• turkiye nin sadece birkac tanesine sahip oldugu adalar toplulugu.
    (bkz: bozcaada) (bkz: gokceada) (bkz: cunda)
  • yunanistanin sahip oldugu adalar icin,
    (bkz: yunan adalari) (bkz: 12 adalar)
  • türkiyenin kıta sahanlığı dahilinde olmalarına rağmen,haksız yere pek çoğunun yunanistana ait olduğu adalar.
  • birlesik krallik'in yoğun gayretleri ve italya'nın yok sayılamayacak gayeretleri ile osmanlı'dan koparılıp yunanistan'a hediye edilmiş adalardır.
  • osmanlı zamanında garantör ülke olan ingiltere'ye geri almak şartıyla emanet edilmiş adalardır bunlar. lakin ingiliz kardeşler "ben sıkıldım garantörlükten banane banane" diye mızıkçılık yaparak garantörlüklerini yunanistan'a devretmişlerdir. o devrediliş, o devrediliş bi daha yüzünü görememişizdir bu adaların.*
  • ege adalarının ise silahsızlandırılmaması konusunda mutabakata varılmıştı. fakat bu adalar yunan hükümeti tarafından değil nato tarafından silahlandırılmıştır ve türkiye bu üslere ses çıkarmamıştır. daha sonra yunanistan, göstermelik olarak nato'dan ayrılmış, bu üsleri boşalttırmış, kendi askerlerini doldurmuş ardından tekrar nato'ya üye olmuş ve bu üyelikte ege adalarını hariç tutmuştur. türkiye'nin bu duruma da itiraz etmemesi "de facto" durumun "de iure" olmasına yol açmış ve yunanistan'ın burnumuzun dibine füze konuşlandırmasına zemin olmuştur.

    ege ordusu'nun kuruluş sebebi de budur. tıpkı her zamanki gibi siyasi ve hukuki hatalarımızın cezasını askeri alanda çekmekteyiz.

    edit: fazla özet geçmişim. türkiye aslında yunanistan'ın yaptığı manevraya itiraz etti ve nato üyeliğini uzun süre veto etti. 12 eylül yapan kahraman kenan evren yönetimi ise abd'nin baskısı üzerine bu vetoyu kaldırdı. yani bu hediye de kenan evren'e aittir.

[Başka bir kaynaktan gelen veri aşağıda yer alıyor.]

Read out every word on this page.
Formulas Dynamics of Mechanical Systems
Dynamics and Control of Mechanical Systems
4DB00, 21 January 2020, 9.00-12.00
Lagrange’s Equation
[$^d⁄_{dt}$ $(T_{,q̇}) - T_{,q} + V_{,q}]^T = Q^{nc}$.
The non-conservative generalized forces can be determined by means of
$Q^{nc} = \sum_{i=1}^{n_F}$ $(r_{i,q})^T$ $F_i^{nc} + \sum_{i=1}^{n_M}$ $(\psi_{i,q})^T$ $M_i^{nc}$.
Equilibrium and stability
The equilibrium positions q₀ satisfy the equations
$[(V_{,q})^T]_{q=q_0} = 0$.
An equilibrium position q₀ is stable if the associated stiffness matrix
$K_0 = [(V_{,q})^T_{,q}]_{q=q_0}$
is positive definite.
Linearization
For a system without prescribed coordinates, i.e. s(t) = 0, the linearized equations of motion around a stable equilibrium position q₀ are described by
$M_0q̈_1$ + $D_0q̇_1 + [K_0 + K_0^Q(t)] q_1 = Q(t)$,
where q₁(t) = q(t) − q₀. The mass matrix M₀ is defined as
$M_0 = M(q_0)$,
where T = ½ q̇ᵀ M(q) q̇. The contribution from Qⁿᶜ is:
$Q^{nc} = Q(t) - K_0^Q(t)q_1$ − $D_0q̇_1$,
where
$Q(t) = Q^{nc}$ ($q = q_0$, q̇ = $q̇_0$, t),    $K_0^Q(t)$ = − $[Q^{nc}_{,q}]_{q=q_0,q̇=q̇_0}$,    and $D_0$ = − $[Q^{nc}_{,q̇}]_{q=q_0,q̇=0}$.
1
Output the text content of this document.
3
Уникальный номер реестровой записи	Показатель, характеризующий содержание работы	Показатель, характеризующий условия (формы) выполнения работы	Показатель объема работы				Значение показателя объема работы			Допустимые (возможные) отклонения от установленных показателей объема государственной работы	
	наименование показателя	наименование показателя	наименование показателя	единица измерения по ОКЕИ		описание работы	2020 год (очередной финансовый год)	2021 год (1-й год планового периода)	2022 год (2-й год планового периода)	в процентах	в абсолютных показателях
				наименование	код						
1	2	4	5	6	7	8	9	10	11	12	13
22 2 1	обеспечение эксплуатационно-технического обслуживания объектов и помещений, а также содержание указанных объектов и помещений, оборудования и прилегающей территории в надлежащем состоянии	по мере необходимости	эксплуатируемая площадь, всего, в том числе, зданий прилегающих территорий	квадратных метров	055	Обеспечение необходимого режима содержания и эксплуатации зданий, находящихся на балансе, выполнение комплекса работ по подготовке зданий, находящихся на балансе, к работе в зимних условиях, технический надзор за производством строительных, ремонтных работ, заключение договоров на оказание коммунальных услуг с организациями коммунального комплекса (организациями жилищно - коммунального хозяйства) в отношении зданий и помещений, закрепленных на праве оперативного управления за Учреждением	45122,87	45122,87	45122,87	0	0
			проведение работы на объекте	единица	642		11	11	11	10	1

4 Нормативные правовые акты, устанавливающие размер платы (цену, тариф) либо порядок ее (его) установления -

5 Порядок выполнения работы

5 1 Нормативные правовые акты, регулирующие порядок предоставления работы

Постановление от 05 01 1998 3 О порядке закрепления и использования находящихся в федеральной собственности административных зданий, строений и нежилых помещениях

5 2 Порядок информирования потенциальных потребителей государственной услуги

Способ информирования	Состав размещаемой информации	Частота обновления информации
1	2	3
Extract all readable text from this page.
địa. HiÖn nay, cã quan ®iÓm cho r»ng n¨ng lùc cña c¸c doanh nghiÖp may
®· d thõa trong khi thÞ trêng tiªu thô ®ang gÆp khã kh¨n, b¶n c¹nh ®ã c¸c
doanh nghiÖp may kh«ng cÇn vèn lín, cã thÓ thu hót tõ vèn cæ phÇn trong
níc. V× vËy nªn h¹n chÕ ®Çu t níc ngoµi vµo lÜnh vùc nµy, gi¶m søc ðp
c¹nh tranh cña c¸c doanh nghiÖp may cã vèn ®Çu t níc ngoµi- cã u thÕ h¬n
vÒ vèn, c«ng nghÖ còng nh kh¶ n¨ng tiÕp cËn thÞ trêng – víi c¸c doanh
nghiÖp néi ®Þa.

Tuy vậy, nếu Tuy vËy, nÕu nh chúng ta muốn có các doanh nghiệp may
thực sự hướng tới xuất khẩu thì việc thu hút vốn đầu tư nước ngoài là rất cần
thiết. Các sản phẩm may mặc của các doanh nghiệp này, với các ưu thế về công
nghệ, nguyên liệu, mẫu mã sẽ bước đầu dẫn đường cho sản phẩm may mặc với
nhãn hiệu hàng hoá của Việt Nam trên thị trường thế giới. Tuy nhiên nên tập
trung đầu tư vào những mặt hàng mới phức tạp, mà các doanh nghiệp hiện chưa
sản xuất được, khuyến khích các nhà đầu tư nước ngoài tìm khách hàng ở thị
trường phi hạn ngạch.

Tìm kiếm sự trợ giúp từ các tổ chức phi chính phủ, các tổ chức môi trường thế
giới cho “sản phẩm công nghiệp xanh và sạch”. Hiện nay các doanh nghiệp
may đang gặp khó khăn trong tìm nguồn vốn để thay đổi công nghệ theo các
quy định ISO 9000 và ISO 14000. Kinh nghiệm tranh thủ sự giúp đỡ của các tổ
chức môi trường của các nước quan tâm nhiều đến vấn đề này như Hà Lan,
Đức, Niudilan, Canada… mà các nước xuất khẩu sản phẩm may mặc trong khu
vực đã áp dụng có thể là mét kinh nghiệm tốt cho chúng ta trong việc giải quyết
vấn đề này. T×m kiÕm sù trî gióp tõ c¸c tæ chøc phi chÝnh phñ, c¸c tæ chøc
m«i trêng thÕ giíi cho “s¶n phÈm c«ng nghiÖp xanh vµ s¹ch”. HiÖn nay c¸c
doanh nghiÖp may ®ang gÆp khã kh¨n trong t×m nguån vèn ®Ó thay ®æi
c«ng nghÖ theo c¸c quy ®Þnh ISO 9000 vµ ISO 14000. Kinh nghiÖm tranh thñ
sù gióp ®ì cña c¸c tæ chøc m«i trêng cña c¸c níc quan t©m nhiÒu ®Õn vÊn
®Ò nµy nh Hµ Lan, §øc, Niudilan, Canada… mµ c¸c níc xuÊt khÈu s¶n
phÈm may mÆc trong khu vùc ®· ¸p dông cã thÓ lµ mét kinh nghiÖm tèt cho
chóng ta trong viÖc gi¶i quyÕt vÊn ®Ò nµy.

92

    hayır, hem nato güdümlü antikomünist darbe yapıyorsun, nato için, demirperdeye kalkan olmak için halkına olağanüstünün de üstünde hal yaşatıyorsun hem de nato'ya borçlu çıkıyorsun, talep üzerine bir de ege adaları konusunda taviz veriyorsun. nasıl iştir anlamak mümkün değil.
  • lozan antlasmasi'ndaki su madde ile yunanistan'a birakilmislardir:

    madde 12 - imroz ve bozca adalarile tavsan adalarindan gayri sarki bahrisefit adalari ve bilhassa limni, semendirek, midilli, sakiz, sisam ve nikarya adalari uzerinde yunan hakimiyetine dair 17/30 mayis 1913 tarihli londra muahedenamesinin besinci ve 1/14 tesrinisani 1913 tarihli atina muahedenamesinin on besinci maddeleri ahkamina tebaan 13 subat 1914 tarihli londra konferansinda ittihaz edilip 13 subat 1914 tarihinde yunan hukumetine teblig edilen karar, isbu muahedenamenin italyanin hakimiyeti altina vaz'edilen ve on besinci maddede mezkur olan adalara muteallik ahkamini mahfuz kalmak sartile, teyit edilmistir. asya sahilinden uc milden dun mesafede kain adalar, isbu muahedede hilafina sarahat bulunmadikca, turkiye hakimiyeti altinda kalacaklardir.
  • matchpoint filminde de gördüğümüz üzre elin ingilizinin elini kolunu sallaya sallaya gelip gezdiği, bizim burnumuzun dibinde olmalarına rağmen prosedürsüz gidemediğimiz, her tatil sezonu ışıkları seyredilip, radyoları dinlenip gsm operatörleri kullanılan midilli*, sakız*, sisam*, istanköy* ve de rodos. gerçi filmde adı geçen adalar girit* ve santorinidir ve bu adalara zaten direk ege kıyılarından gitmek lojistik olarak mümkün değildir. ama bu küçük sahne akla bodrum ya da datça limanına doluşmuş ada turlarına katılan ingilizleri akla getirmekte ve "neden onlar da ben değil" dedirtmektedir.
  • yunanistanda kalması daha hayırlı olmuştur. çünkü türkiye deniz ulaşım ağını kuramazdı. şimdiki deniz ulaşımındaki halimizi görüyoruz.